If you’re like most students, then you’ll probably need to take on some debt in order to pay for college and living expenses while you attend school. However, minimizing the number of student loans you need to take out means you’ll spend less time paying them off once you graduate.
So, how can you cut down on costs as a college student? Here are 10 money-saving tips.
1. Apply for Financial Aid & Scholarships Every Year
This should be the first item on your list when you get your acceptance letter. Fill out the FAFSA (Free Application for Federal Student Aid), even if you think you won’t qualify for much financial assistance. You might be surprised by the grants, loans, and work-study options you can get from the federal government. Be sure to submit your financial aid applications every year you’re attending school.
You should also consider applying for scholarships that you qualify for. Even small scholarships can help offset the costs of college, especially if you’re awarded more than one. In fact, the competition for smaller, niche awards are often lower, making them easier to get.
2. Make a Budget
If you’ve got money in your bank account, it’s the easiest thing in the world to spend it. However, you need to be practical about how you’re using your money if you want to get through college with minimal debt. That’s where a budget comes in.
Making a budget will help you track your money and limit overspending. You’ll know your fixed expenses and you’ll become more aware of your spending habits. You can still have fun— just make sure you budget for it!
You can make your budget manually on paper if you want, but there are also convenient online budget tools and apps that are easier for some people to use and stick to. Find what works best for you!
3. Buy Used Textbooks and Sell Them Back
New textbooks can be incredibly expensive, and if you’re taking multiple classes at a time, you can easily spend hundreds of dollars a semester on books you’re probably never going to read again after your class ends. It makes a lot of sense to buy used when you can (sometimes this isn’t an option if the textbook has been significantly updated).
Your school’s bookstore might offer used copies of the textbooks you need, but you can also shop for used textbooks online. Just make sure you’re buying the right edition and that the book will actually arrive in time for the first day of class.
You should definitely sell your textbooks when you’re done with them. You’ll get some of the money you paid back, and you’ll be helping another student save money too!
4. Use University Services & Facilities
You pay fees to help support all the services and facilities that your school offers, so why not use them?
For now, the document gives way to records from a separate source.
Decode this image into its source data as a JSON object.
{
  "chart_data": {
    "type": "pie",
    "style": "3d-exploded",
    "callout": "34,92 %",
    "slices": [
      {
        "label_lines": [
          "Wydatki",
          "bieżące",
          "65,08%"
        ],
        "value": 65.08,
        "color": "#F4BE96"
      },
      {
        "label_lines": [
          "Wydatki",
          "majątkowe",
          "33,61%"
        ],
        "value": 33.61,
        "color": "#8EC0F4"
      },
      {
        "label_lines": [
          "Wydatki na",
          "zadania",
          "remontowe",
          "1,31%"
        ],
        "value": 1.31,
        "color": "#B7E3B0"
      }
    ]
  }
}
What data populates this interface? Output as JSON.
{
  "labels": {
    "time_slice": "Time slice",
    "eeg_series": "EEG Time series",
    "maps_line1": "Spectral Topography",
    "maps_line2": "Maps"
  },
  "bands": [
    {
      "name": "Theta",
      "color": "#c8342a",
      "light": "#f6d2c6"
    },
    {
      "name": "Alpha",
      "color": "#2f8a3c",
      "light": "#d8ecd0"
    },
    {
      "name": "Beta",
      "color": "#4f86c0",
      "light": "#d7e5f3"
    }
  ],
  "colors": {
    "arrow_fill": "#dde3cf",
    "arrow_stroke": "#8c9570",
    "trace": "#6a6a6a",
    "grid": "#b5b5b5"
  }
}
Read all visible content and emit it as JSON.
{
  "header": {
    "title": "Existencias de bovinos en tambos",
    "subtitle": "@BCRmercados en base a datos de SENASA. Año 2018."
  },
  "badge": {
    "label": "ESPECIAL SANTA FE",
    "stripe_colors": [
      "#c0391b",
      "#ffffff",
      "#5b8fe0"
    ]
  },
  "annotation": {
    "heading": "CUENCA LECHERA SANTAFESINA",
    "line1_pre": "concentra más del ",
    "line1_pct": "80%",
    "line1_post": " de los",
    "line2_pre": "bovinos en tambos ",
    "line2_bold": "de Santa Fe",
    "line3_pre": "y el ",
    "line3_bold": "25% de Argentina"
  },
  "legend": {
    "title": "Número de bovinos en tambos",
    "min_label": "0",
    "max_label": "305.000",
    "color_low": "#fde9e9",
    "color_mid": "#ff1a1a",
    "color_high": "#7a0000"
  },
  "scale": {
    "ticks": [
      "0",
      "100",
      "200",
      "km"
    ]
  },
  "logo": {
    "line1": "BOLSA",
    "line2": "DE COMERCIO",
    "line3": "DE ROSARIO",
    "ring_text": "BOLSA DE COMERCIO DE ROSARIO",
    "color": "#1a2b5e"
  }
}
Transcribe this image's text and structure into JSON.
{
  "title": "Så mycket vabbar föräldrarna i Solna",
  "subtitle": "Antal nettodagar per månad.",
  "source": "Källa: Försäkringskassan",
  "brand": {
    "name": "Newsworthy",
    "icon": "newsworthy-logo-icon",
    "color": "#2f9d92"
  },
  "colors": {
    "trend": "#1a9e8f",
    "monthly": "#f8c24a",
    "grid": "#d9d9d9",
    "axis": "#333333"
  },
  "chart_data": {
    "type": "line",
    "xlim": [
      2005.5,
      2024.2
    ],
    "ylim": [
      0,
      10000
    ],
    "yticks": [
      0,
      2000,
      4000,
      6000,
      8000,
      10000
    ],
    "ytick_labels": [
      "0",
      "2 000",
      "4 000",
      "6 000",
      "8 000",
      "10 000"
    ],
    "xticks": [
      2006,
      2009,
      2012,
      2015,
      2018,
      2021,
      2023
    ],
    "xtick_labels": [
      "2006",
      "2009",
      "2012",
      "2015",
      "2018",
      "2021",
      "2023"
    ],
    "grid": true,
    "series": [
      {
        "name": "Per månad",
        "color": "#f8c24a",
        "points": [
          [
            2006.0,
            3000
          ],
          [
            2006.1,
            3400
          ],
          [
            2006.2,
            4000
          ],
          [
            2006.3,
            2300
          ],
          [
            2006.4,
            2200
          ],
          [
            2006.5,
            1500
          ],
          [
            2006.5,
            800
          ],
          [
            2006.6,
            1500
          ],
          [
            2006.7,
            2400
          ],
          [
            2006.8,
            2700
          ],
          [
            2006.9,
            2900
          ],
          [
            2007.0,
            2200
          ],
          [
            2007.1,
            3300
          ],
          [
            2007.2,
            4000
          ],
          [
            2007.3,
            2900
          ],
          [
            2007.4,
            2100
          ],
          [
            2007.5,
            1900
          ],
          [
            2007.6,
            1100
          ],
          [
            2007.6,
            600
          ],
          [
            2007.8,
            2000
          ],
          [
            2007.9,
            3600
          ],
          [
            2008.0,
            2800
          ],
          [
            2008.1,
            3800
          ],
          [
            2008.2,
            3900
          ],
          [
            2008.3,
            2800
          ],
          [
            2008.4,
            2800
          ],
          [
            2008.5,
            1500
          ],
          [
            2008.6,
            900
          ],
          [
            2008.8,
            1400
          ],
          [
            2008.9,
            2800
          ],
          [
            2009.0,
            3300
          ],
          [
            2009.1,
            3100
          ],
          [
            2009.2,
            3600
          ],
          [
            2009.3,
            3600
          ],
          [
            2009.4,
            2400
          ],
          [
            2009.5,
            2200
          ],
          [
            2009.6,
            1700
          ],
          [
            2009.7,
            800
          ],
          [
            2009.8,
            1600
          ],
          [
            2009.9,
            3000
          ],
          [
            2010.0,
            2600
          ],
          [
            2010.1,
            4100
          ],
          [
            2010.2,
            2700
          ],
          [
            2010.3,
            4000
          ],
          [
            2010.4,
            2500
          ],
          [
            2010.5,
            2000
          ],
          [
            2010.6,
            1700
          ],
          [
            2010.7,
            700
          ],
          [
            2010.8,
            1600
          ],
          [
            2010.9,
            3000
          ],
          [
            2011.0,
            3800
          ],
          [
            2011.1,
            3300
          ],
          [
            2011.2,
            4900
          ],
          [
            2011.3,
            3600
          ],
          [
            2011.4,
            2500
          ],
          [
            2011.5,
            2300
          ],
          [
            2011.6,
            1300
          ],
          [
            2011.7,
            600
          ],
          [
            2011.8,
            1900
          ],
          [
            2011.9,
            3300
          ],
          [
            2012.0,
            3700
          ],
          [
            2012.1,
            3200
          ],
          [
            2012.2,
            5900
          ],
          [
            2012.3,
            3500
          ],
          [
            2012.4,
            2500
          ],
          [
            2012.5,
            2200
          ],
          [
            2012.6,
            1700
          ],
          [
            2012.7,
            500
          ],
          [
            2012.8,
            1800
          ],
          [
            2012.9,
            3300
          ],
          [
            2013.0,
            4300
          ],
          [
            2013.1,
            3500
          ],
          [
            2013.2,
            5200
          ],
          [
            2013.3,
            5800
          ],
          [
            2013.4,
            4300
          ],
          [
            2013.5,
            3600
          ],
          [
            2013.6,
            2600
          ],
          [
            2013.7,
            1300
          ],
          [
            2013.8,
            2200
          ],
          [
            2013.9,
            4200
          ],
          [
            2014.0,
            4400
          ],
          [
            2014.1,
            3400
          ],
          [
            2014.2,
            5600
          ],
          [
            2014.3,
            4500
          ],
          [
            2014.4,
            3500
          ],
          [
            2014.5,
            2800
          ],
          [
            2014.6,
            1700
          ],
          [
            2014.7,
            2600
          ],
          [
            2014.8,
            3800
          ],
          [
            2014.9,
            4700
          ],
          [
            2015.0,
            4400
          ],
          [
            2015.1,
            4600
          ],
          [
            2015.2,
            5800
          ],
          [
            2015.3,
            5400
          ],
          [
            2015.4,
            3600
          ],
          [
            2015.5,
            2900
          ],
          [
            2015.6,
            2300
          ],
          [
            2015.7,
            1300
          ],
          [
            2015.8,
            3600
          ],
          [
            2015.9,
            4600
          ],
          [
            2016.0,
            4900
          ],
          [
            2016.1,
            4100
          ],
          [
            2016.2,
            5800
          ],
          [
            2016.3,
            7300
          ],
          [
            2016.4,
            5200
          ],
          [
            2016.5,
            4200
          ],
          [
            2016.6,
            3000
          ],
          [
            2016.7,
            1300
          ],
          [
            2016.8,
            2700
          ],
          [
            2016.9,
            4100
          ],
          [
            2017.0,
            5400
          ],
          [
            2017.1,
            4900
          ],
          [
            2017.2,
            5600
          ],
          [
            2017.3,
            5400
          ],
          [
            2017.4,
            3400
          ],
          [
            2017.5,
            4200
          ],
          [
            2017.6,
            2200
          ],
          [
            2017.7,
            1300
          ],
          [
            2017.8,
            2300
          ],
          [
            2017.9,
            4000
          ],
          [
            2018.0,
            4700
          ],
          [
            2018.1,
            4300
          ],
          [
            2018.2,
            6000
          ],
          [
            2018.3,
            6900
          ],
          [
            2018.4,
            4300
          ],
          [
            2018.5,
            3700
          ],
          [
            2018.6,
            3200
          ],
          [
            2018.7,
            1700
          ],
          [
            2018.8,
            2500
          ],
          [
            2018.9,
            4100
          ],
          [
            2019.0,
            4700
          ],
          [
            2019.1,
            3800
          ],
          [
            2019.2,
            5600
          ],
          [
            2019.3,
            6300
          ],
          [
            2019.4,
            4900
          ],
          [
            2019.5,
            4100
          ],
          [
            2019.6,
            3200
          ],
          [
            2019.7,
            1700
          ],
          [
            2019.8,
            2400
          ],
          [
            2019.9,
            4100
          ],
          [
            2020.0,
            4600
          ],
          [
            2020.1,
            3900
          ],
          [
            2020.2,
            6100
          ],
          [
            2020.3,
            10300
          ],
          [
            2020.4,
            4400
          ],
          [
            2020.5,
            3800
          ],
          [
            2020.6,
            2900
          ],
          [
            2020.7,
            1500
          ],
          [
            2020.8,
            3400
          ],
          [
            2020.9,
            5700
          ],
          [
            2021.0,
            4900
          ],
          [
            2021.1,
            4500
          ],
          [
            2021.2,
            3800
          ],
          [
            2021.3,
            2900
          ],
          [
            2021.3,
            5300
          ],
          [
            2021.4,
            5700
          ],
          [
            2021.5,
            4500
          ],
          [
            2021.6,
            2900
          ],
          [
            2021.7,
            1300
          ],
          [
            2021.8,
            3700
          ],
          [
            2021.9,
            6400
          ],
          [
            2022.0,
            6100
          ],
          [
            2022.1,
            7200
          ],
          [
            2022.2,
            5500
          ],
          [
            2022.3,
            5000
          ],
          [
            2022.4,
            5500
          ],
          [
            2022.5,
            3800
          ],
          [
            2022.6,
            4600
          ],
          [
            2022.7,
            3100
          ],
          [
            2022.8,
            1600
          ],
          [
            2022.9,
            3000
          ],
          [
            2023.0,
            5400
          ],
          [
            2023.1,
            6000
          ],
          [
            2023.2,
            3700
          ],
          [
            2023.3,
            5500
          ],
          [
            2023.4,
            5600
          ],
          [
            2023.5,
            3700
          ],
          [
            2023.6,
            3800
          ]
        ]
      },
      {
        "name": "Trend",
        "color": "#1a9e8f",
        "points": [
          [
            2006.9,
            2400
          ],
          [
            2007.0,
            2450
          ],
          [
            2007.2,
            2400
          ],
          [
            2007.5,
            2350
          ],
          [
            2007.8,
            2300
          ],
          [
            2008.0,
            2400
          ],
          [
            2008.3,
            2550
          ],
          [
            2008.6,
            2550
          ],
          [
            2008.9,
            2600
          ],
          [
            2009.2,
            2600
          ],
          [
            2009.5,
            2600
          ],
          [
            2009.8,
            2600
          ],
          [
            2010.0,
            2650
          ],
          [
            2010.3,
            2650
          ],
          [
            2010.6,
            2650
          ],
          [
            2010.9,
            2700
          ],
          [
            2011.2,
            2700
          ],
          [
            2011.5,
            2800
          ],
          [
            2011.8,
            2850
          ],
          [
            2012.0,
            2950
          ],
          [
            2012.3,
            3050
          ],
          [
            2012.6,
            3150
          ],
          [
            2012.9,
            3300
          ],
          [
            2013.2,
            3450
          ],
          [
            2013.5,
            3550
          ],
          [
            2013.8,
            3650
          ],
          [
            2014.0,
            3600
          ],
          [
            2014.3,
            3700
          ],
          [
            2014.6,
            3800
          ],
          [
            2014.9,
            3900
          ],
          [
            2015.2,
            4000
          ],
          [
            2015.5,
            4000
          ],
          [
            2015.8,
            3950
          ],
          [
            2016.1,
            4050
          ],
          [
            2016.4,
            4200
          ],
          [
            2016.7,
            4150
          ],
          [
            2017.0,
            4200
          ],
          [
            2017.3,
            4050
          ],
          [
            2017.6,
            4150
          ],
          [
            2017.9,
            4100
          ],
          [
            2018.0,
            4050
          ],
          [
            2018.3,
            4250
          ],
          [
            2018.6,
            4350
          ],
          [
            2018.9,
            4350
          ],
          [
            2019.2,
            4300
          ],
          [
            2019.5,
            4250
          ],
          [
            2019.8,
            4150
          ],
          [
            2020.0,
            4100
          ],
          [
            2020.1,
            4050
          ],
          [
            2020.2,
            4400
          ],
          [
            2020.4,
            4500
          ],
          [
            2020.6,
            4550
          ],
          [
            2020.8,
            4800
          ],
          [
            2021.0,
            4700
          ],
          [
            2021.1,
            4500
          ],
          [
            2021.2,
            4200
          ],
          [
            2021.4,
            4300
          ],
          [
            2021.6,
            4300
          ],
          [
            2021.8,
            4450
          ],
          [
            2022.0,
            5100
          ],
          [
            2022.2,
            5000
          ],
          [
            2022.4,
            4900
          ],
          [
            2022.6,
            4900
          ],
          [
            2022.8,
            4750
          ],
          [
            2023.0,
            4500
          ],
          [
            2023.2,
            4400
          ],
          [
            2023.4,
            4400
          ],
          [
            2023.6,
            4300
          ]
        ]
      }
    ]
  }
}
Work out at the campus gym, do your printing at the library, and make an appointment with the school’s health center when you don’t feel well.
Many students don’t know just how many campus services their school offers. Do some digging and discover new ways to save money by leveraging campus resources.
5. Cook for Yourself (or Use Your Meal Plan)
If you live on-campus in a dorm, then you probably don’t have much more than a microwave and a mini-fridge. However, if you do have housing that gives you the option of cooking, take advantage of the savings! Cooking at home is much cheaper (and healthier) than eating out.
No kitchen? Use your meal plan and limit eating out. You’ve already paid for your meal plan, so you’re essentially paying for meals twice when you eat out. Treat yourself occasionally, but use your meal plan as much as possible.
6. Use Public Transportation
Depending on where your school is located, you might be able to use public transit to get to campus. Even if you need a car to drive home or to make grocery trips, minimizing your driving will save you a lot in gas and wear and tear.
Many transit authorities offer students cheaper fares on buses and trains, so make sure you’re getting the reduced rate. You might also be able to avoid paying a parking fee on campus, which could save you hundreds each year.
7. Check for Student Discounts
There are perks to being a student, including discounted rates for everything from museums to retail stores. Don’t pass up the savings whenever they’re available and keep your student ID in your wallet if you need to show proof. Student discounts aren’t always posted, so it doesn’t hurt to ask if you don’t see a reduced rate posted!
8. Consider Low-Risk Investments
College isn’t the time to make big, risky investments with your money, but starting to explore low-risk investments can be a great way to start building your wealth and portfolio for the future. Investing in index funds or an IRA won’t pay for your tuition, but it could help you get a financial leg up later on.
9. Take Advantage of Free Entertainment
Entertainment can be expensive, but you can still find cheap or free things to do in your spare time. Look around campus for events, check out free concerts, and stay up-to-date on what’s happening nearby. You can also walk, hike, or bike if your school has nearby trails.
10. Get a Part-Time Job
When you’re busy with school, a job might be the last thing on your mind. But if you can swing a part-time job, either on or off-campus, you’ll be able to significantly offset some of your expenses.
If you’re attending an online program you’re likely to have more daytime flexibility, but on-campus students can usually find something that works with their schedule too. Employers in college towns know that students have to put their schoolwork first and can often accommodate different scheduling needs.
Being Frugal Pays Off
Although many of these tips won’t save much money on their own, they can really add up when you put them together. Over four years of school, being frugal can really pay off and make your life easier post-graduation. Always be on the lookout for ways to save—both big and small.